Abolida a acusação e a publicidade do processo, o Juiz atuava de ofício e em segredo, assentando por escrito os depoimentos das testemunhas. Ainda que estas eram notificadas posteriormente ao réu, e se lhe ocultavam os nomes das testemunhas. (inqusitio significa pesquisa que se realiza por escrito e secretamente, e ao término da qual se dá sentença).
Desde então, o processo mudou fundamentalmente de fisionomia. O que era um duelo leal e franco entre acusador e acusado. Armados de iguais poderes, torna-se em luta desigual entre Juiz e acusado. O primeiro abandona a posição de árbitro e assume a ativa de inquisidor, atuando desde o primeiro momento também como acusador, é dizer, se confundem as atividades do Juiz e do Acusador, por sua parte, o acusado perde a condição de verdadeiro sujeito processual e se converte em objeto de uma dura persecução.
E então, como "o verdadeiro objetivo da batalha era a consciência do indivíduo", assim como o delito era o seu pecado e a sanção a sua penitência, "sua confissão representava para a inquisição o preço da vitória". Nada podia opor-se à consecução deste fim, que era a defesa dos interesses vulnerados, e justificava todos os meios que então se praticavam: os interrogatórios capciosos, o desamparo, a vigilância do acusado nas prisões, para surpreender suas imprudentes confidências, e finalmente a tortura. Tudo era lícito para arrancar a confissão.

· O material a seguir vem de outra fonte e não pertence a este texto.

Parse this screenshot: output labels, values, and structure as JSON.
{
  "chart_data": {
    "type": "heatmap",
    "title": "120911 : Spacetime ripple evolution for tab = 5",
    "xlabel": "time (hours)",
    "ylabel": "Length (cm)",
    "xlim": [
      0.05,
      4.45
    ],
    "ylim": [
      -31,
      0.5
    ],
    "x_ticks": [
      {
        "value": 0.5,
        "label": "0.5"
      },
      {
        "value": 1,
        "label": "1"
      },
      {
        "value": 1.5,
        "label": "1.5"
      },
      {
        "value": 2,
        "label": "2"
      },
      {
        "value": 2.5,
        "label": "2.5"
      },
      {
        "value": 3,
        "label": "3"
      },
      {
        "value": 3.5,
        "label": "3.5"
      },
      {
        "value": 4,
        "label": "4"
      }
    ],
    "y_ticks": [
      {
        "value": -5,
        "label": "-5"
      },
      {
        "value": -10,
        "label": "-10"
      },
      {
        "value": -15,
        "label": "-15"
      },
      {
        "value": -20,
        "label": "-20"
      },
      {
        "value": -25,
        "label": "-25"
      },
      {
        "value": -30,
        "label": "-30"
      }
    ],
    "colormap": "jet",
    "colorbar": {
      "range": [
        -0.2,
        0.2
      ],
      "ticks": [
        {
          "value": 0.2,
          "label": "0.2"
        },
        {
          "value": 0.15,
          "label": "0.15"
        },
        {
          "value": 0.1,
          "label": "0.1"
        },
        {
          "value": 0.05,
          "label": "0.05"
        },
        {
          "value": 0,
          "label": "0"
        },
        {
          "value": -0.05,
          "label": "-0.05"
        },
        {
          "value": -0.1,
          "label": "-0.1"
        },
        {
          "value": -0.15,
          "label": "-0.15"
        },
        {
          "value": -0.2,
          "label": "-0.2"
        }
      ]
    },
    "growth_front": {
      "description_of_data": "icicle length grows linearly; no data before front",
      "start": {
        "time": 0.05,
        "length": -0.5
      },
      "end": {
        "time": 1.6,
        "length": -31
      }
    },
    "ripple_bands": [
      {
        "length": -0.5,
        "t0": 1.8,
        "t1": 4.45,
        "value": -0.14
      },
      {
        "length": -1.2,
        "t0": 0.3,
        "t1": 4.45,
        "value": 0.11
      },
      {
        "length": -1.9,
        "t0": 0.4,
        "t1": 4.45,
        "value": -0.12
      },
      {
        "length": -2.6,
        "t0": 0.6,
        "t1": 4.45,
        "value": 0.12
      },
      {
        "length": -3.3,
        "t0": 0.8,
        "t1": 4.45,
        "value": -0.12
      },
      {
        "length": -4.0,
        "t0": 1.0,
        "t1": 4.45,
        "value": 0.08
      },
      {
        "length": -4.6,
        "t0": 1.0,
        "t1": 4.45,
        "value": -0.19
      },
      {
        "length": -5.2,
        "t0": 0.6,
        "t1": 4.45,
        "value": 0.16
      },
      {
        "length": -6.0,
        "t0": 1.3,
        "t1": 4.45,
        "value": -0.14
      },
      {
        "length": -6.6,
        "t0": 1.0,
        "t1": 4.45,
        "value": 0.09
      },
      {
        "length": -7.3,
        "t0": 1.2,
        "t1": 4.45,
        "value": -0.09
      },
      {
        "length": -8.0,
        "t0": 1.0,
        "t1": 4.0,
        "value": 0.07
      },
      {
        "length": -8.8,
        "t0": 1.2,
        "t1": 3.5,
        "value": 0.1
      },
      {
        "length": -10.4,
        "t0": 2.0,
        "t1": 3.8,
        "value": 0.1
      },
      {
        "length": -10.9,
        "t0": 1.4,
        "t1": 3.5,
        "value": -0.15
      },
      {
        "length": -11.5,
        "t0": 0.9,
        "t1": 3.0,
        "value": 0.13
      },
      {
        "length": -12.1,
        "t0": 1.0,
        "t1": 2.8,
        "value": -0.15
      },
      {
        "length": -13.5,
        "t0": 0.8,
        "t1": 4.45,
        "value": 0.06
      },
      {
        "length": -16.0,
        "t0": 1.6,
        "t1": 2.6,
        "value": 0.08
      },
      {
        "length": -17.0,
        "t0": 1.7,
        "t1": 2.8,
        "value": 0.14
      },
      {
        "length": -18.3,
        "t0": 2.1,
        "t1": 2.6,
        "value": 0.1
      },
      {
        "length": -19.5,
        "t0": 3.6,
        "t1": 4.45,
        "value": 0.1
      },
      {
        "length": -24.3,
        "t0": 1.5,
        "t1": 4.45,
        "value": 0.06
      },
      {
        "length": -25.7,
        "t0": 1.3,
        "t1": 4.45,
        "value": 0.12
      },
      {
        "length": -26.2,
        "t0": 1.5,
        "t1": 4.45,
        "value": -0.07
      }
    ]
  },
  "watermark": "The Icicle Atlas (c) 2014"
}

Como conseqüência desta patente de legitimidade, só registrada novamente, a tortura é objeto de especial regulamentação: Deve cessar quando o processado expresse sua vontade de confessar; se confessa durante os tormentos, para que seja válida deve ser confirmada no dia seguinte; e, ainda isto não é necessário se confessava três vezes nessa situação. Naturalmente, a pena do delito era às vezes menos grave do que a tortura.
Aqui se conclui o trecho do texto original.